How much is too much hockey for youth players?
Posted by Dean Holden at January 21st, 2014
by Ken Campbell, 18 January 2014
Imagine the uproar if NHL players were suddenly told they’d have to play a seven-game playoff series in the span of three days. The NHL Players’ Association would take more umbrage to that than it would the prospect of goons being taken out of the game.
We can all agree that asking the best players in the world to do that would border on lunacy. That’s why the league has in its CBA that teams never, ever play three games in three nights.
So if it’s outrageous that the fittest, most mentally strong and highest paid hockey players in the world play that kind of schedule, why do we think it’s all right to demand that of our kids? Because that’s what we’re doing almost every weekend in rinks all over North America. Go to any elite tournament on a late Sunday afternoon, you’ll be sure to see a bunch of young men come off the ice who look as though they’ve been run into the ground. These are kids, barely teenagers, who need ice baths and chiropractors on a regular basis. And it’s wrong.
During the last weekend of November, the annual Silver Stick Tournament for minor atom, peewee, bantam and midget AA and AAA teams was held in Whitby, Ont. A total of 120 teams played 274 games over four days. But none of them was required to go through what a group of nine-year-olds from Connecticut had to endure. And if you’re not familiar with the structure of youth hockey, this is going to shock you.
The Mid-Fairfield Yankees are a group of nine-year-old players (born in 2004) that travelled nine hours to get there. They played their first game at 2 p.m. on Friday and last one in the final at 3 p.m. Sunday afternoon. That game was their third of the day and followed two games Friday and two on Saturday. In just over 48 hours, a group of nine-year-olds played seven games. Then, get this, everyone jumped back in their cars and drove back to Stamford, arriving home at about 1 a.m. for school the next day.
Now consider the Detroit HoneyBaked AAA midgets, who played seven games in three days with just 12 skaters. HoneyBaked is one of the best midget teams in North America, which is why they won the championship game 6-0, despite losing their best defenseman, Nick McKeeby, to an injury in the tournament.
Kids, particularly in Canada, are playing far too much hockey these days. In fact, one parent who has a child playing for the Toronto Jr. Canadiens, the team HoneyBaked vanquished in the final, thinks playing minor midget in Ontario is more grueling than playing in the Ontario League. Mary Mete, whose son Victor will be a top-five draft pick in the OHL if he chooses the major junior route, says her son has played from mid-August until June since he was six. He has played summer tournaments in Europe and the family has spent more money on hockey than she cares to imagine. Suffice it to say the bill has been more than $10,000 a year, not including spending the summer working out with Gary Roberts.
“We’ve never thought about it, but it would be scary,” says Mete, who owns a banquet hall with her husband.

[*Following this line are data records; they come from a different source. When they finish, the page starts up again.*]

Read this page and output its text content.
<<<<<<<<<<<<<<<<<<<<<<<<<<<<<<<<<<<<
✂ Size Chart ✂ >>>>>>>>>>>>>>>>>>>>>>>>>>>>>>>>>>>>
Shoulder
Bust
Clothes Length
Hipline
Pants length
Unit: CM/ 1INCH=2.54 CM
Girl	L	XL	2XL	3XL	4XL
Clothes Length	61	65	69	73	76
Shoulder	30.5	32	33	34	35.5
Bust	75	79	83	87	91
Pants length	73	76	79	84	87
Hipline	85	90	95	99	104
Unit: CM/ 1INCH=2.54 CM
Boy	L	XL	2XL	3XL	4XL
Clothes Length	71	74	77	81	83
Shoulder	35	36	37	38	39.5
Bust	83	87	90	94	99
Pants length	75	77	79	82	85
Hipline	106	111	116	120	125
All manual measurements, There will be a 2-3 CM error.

She also boards two other players for the Canadiens, including Jakob Chychrun, pictured above, the son of former NHLer Jeff Chychrun and the projected No. 1 overall pick in the 2014 OHL draft. With all those kids playing hockey so much, she has a chiropractor come in every week or so to work on the boys. A chiropractor. For 15-year-olds.
Dr. Michael Clarfield, who was once team doctor for the Toronto Maple Leafs and runs the biggest sports medicine clinic in Canada, told me recently for a book I wrote on youth hockey that 40 percent of his clientele is young hockey players. He sometimes sees up to 10 concussions a week, but leading the way is adductor strains, which comes from repetitive stress on the same muscles.
“The hip and groin area is probably one of the prime areas where I rarely saw injuries in kids and now we see them all the time,” Clarfield says. “You’re exposing the same muscle groups to the same stress over and over again and they’re not getting a rest.”
So today’s hockey culture is producing future candidates for arthritis and hip replacements. Parents often say it’s their child’s passion and it wouldn’t be right to deprive them of doing something they love. But who’s driving the bus here?
The parents are. Actually, like the families from Connecticut, they’re driving the cars, too. Every weekend. Even too much of a good thing can be bad.